First, a little context. I've just finished four days of hands-on workshops for a summer camp of kids ages five to twelve. Our hour-long, mixed age classes have been full of rhythm and patterns in the feet as well as exploration of other kinds of patterns including ones we can find in nature (Fibonacci numbers, hexagons in bee hives, etc.). I've also told some stories about squares who are completely bored with their straight edge/sharp corner existence who want and need a change. (See a version of these stories in a recent post called Scissor Stories: Tales of Transformation.)
This kind of summer programming up in the city finds me working with kids whose backgrounds I know nothing about. I don't know where they came from or where they're going, so I mostly just try and go with the flow, try to meet them every day where they're at instead of where I think we should be.
Although grant sources require some 'evidence' of learning or growth, my job is to do the best I can in four days. To the kids I describe our work as using and making and understanding patterns of all kinds, and we spend most of our time doing just that; instead of explicitly talking about patterns, we're just trying to make and use them. As a result, kids may or may not have absorbed new vocabulary to use when it's time to assess their learning on the final day. I think my goal is simply that they have a reserve of experience to call on when they're back in school learning math with their paper and pencils.
But, like I said, I still need to ask them questions at the beginning and at the end. Here are the questions I asked this week. I'm still not sure that the first question is a helpful one for assessing learning but, as you'll see, it did provide me with some very interesting information:
Question One: "What is a pattern?"
First of four days, summer camp children ages five to twelve:
Something that is ABB and it keeps going...
Two or more things on paper...putting it on paper over and over.
Square then rectangle, keep going.
Something that gets put together.
Numbers -- 1, 2, 1, 2...
Heel, heel, toe, toe... (a clogging step)
Circle, circle, square, hexagon (We studied a hexagon as one of our nature's patterns inquiries.)
Take things and put them in order.
You know it's a pattern when it's the same, something that repeats, like red, yellow, red, yellow...
Question Two: How can you make patterns with your feet?
Different kinds of shoes and socks.
1,2,3 on one foot, 1,2,3 on the other foot.
Mix with other people's feet.
Big foot, small foot...
Number of taps.
Steps, slides, jump, turn.
(Use directions) left right front back diagonal.
(Put your feet) together, split, crossed.
Big, small, big, small (movements)
Heel, heel, toe, toe (a clogging step)
Use toes, heels, kicks.
It's heartening to see that the answers to the second question showed much more understanding after four days of dancing.

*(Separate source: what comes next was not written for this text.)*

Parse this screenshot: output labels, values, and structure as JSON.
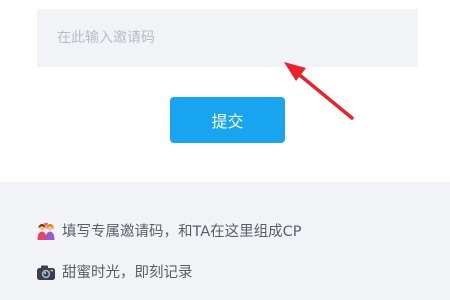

As for the first question, it's clear to me that, even after four days of playing around with patterns, the idea of pattern these children (and pretty much every other child I've seen this summer) have internalized is a very narrow conceptualization limited to colors and shapes that repeat in a linear way one after another, almost always "on paper."
Driving home today (it's over an hour each way) I had a lot of time to think. I was thinking of all the ways we can harness kids' love of doing and making in the elementary years to the goal of engaging in an deep and meaningful exploration of patterns of all kinds. And that, in the the process of this kind of exploration, kids would get a chance to represent and experiment with this oft perceived 'simple' concept in a multitude of ways: 2D on the page (so many ways to do this), 3D with their bodies as well as all the great math building materials out there, and even 4D using time and rhythm.
While I drove I also had a lot of questions in my head: How can kids learn to see patterns in numbers if all they know is 'red, blue, red, blue'? How can they understand what patterns are if they don't have personal experience with constructing them, taking them apart again to explore the pieces, and transforming them into something completely different?
I am certain it is possible to provide deep, meaningful, artistic, open ended explorations of patterns at the elementary level. We do it all the time in Math in Your Feet with percussive dance; I am starting to understand how I might move this approach toward other mediums. (To see a really nice curated collection of math art, go to the Math Munch blog.)
I have a lot more thinking and learning to do on this topic, but for now I'm clear on one thing:
Almost every one of the 180 kids I encountered this summer, no matter their age or their dancing ability, were unable to identify or describe patterns outside the standard textbook context. I think they can handle more. Not only that, I think they want more.